In that posting we are gratified to see Diskant following the same -- we find -- legally inevitable logic that we raised at LawPundit in our March 19 posting titled President Barack Obama's Option to APPOINT a Supreme Court Justice Due to WAIVER of Advice and Consent by the Senate.
We think that top legal minds will identify these same basic arguments when they have studied the applicable Constitutional provision carefully and without any political party influence. We are in fact quite surprised that this obvious option has not been pointed to by even more legal observers, but it is perhaps enabling that someone with the legal standing of Diskant has now done so.
The "push comes to shove" question, however, is whether President Obama has the courage to take this course of action, which places all three branches of government into the Constitutional "separation of powers" limelight as adversaries, an action which could involve considerable and perhaps unnecessary political risk, especially since the present situation is working to the advantage of the Democratic Party who can continuously drum upon this subject to prospective Presidential election voters and point to the irresponsibility of the GOP, who are defying the Constitution of the United States and reducing the highest levels of the country's Judiciary to the status of political puppets beholden to behind-the-scenes personages in Congress.
Nevertheless, a clever President might float this possible course of action "unofficially" to the present eight U.S. Supreme Court Justices via appropriate people in the underground grapevine to see whether he would emerge as the winner if he now appointed Garland to the Supreme Court. If his winning were not absolutely clear in advance, then of course he can forget it, because it is not an action that he could afford to lose, because it might lead to his own impeachment. Hence, he has to know that he will win.
P.S. A Late Addtion -- Hat tip to CaryGEE who informed us that this topic had been discussed for quite some time previous to our own posting.

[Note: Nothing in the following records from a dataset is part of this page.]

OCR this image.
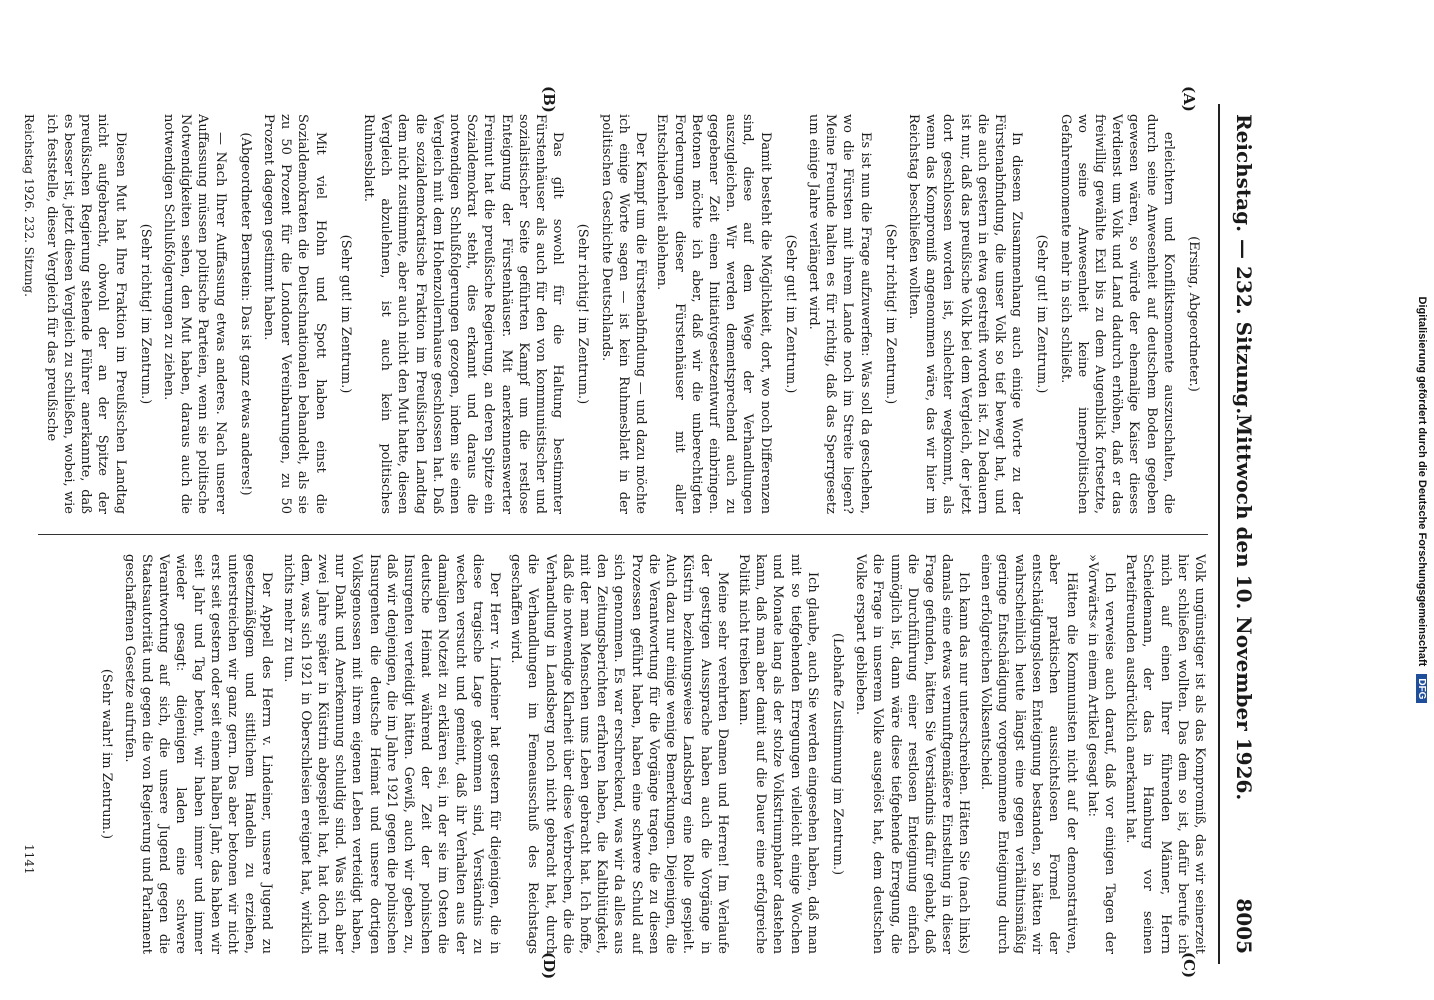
Reichstag. — 232. Sitzung.
Mittwoch den 10. November 1926.
8005

(Ersing, Abgeordneter.)

erleichtern und Konfliktsmomente auszuschalten, die durch seine Anwesenheit auf deutschem Boden gegeben gewesen wären, so würde der ehemalige Kaiser dieses Verdienst um Volk und Land dadurch erhöhen, daß er das freiwillig gewählte Exil bis zu dem Augenblick fortsetzte, wo seine Anwesenheit keine innerpolitischen Gefahrenmomente mehr in sich schließt.

(Sehr gut! im Zentrum.)

In diesem Zusammenhang auch einige Worte zu der Fürstenabfindung, die unser Volk so tief bewegt hat, und die auch gestern in etwa gestreift worden ist. Zu bedauern ist nur, daß das preußische Volk bei dem Vergleich, der jetzt dort geschlossen worden ist, schlechter wegkommt, als wenn das Kompromiß angenommen wäre, das wir hier im Reichstag beschließen wollten.

(Sehr richtig! im Zentrum.)

Es ist nun die Frage aufzuwerfen: Was soll da geschehen, wo die Fürsten mit ihrem Lande noch im Streite liegen? Meine Freunde halten es für richtig, daß das Sperrgesetz um einige Jahre verlängert wird.

(Sehr gut! im Zentrum.)

Damit besteht die Möglichkeit, dort, wo noch Differenzen sind, diese auf dem Wege der Verhandlungen auszugleichen. Wir werden dementsprechend auch zu gegebener Zeit einen Initiativgesetzentwurf einbringen. Betonen möchte ich aber, daß wir die unberechtigten Forderungen dieser Fürstenhäuser mit aller Entschiedenheit ablehnen.

Der Kampf um die Fürstenabfindung — und dazu möchte ich einige Worte sagen — ist kein Ruhmesblatt in der politischen Geschichte Deutschlands.

(Sehr richtig! im Zentrum.)

Das gilt sowohl für die Haltung bestimmter Fürstenhäuser als auch für den von kommunistischer und sozialistischer Seite geführten Kampf um die restlose Enteignung der Fürstenhäuser. Mit anerkennenswerter Freimut hat die preußische Regierung, an deren Spitze ein Sozialdemokrat steht, dies erkannt und daraus die notwendigen Schlußfolgerungen gezogen, indem sie einen Vergleich mit dem Hohenzollernhause geschlossen hat. Daß die sozialdemokratische Fraktion im Preußischen Landtag dem nicht zustimmte, aber auch nicht den Mut hatte, diesen Vergleich abzulehnen, ist auch kein politisches Ruhmesblatt.

(Sehr gut! im Zentrum.)

Mit viel Hohn und Spott haben einst die Sozialdemokraten die Deutschnationalen behandelt, als sie zu 50 Prozent für die Londoner Vereinbarungen, zu 50 Prozent dagegen gestimmt haben.

(Abgeordneter Bernstein: Das ist ganz etwas anderes!)

— Nach Ihrer Auffassung etwas anderes. Nach unserer Auffassung müssen politische Parteien, wenn sie politische Notwendigkeiten sehen, den Mut haben, daraus auch die notwendigen Schlußfolgerungen zu ziehen.

(Sehr richtig! im Zentrum.)

Diesen Mut hat Ihre Fraktion im Preußischen Landtag nicht aufgebracht, obwohl der an der Spitze der preußischen Regierung stehende Führer anerkannte, daß es besser ist, jetzt diesen Vergleich zu schließen, wobei, wie ich feststelle, dieser Vergleich für das preußische

Volk ungünstiger ist als das Kompromiß, das wir seinerzeit hier schließen wollten. Das dem so ist, dafür berufe ich mich auf einen Ihrer führenden Männer, Herrn Scheidemann, der das in Hamburg vor seinen Parteifreunden ausdrücklich anerkannt hat.

Ich verweise auch darauf, daß vor einigen Tagen der »Vorwärts« in einem Artikel gesagt hat:

Hätten die Kommunisten nicht auf der demonstrativen, aber praktischen aussichtslosen Formel der entschädigungslosen Enteignung bestanden, so hätten wir wahrscheinlich heute längst eine gegen verhältnismäßig geringe Entschädigung vorgenommene Enteignung durch einen erfolgreichen Volksentscheid.

Ich kann das nur unterschreiben. Hätten Sie (nach links) damals eine etwas vernunftgemäßere Einstellung in dieser Frage gefunden, hätten Sie Verständnis dafür gehabt, daß die Durchführung einer restlosen Enteignung einfach unmöglich ist, dann wäre diese tiefgehende Erregung, die die Frage in unserem Volke ausgelöst hat, dem deutschen Volke erspart geblieben.

(Lebhafte Zustimmung im Zentrum.)

Ich glaube, auch Sie werden eingesehen haben, daß man mit so tiefgehenden Erregungen vielleicht einige Wochen und Monate lang als der stolze Volkstriumphator dastehen kann, daß man aber damit auf die Dauer eine erfolgreiche Politik nicht treiben kann.

Meine sehr verehrten Damen und Herren! Im Verlaufe der gestrigen Aussprache haben auch die Vorgänge in Küstrin beziehungsweise Landsberg eine Rolle gespielt. Auch dazu nur einige wenige Bemerkungen. Diejenigen, die die Verantwortung für die Vorgänge tragen, die zu diesen Prozessen geführt haben, haben eine schwere Schuld auf sich genommen. Es war erschreckend, was wir da alles aus den Zeitungsberichten erfahren haben, die Kaltblütigkeit, mit der man Menschen ums Leben gebracht hat. Ich hoffe, daß die notwendige Klarheit über diese Verbrechen, die die Verhandlung in Landsberg noch nicht gebracht hat, durch die Verhandlungen im Femeausschuß des Reichstags geschaffen wird.

Der Herr v. Lindeiner hat gestern für diejenigen, die in diese tragische Lage gekommen sind, Verständnis zu wecken versucht und gemeint, daß ihr Verhalten aus der damaligen Notzeit zu erklären sei, in der sie im Osten die deutsche Heimat während der Zeit der polnischen Insurgenten verteidigt hätten. Gewiß, auch wir geben zu, daß wir denjenigen, die im Jahre 1921 gegen die polnischen Insurgenten die deutsche Heimat und unsere dortigen Volksgenossen mit ihrem eigenen Leben verteidigt haben, nur Dank und Anerkennung schuldig sind. Was sich aber zwei Jahre später in Küstrin abgespielt hat, hat doch mit dem, was sich 1921 in Oberschlesien ereignet hat, wirklich nichts mehr zu tun.

Der Appell des Herrn v. Lindeiner, unsere Jugend zu gesetzmäßigem und sittlichem Handeln zu erziehen, unterstreichen wir ganz gern. Das aber betonen wir nicht erst seit gestern oder seit einem halben Jahr, das haben wir seit Jahr und Tag betont, wir haben immer und immer wieder gesagt: diejenigen laden eine schwere Verantwortung auf sich, die unsere Jugend gegen die Staatsautorität und gegen die von Regierung und Parlament geschaffenen Gesetze aufrufen.

(Sehr wahr! im Zentrum.)

(A)
(B)
(C)
(D)
Reichstag 1926. 232. Sitzung.
1141
Digitalisierung gefördert durch die Deutsche Forschungsgemeinschaft
DFG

We then "googled" some related terms today and found that the "waiver" idea had already appeared elsewhere before our own March posting. See e.g. Scott H. Greenfield's Simple Justice: A Criminal Defense Blog and the postings:
- Is “Ignore” A Constitutional Option? (Update), which concluded that there was nothing anyone could do if the Senate did nothing, and
- The Merrick Garland Gambit where the commenter Jamison Koehler (Koehler Law) asks why "If the Senate fails to act, why hasn't it waived that right?"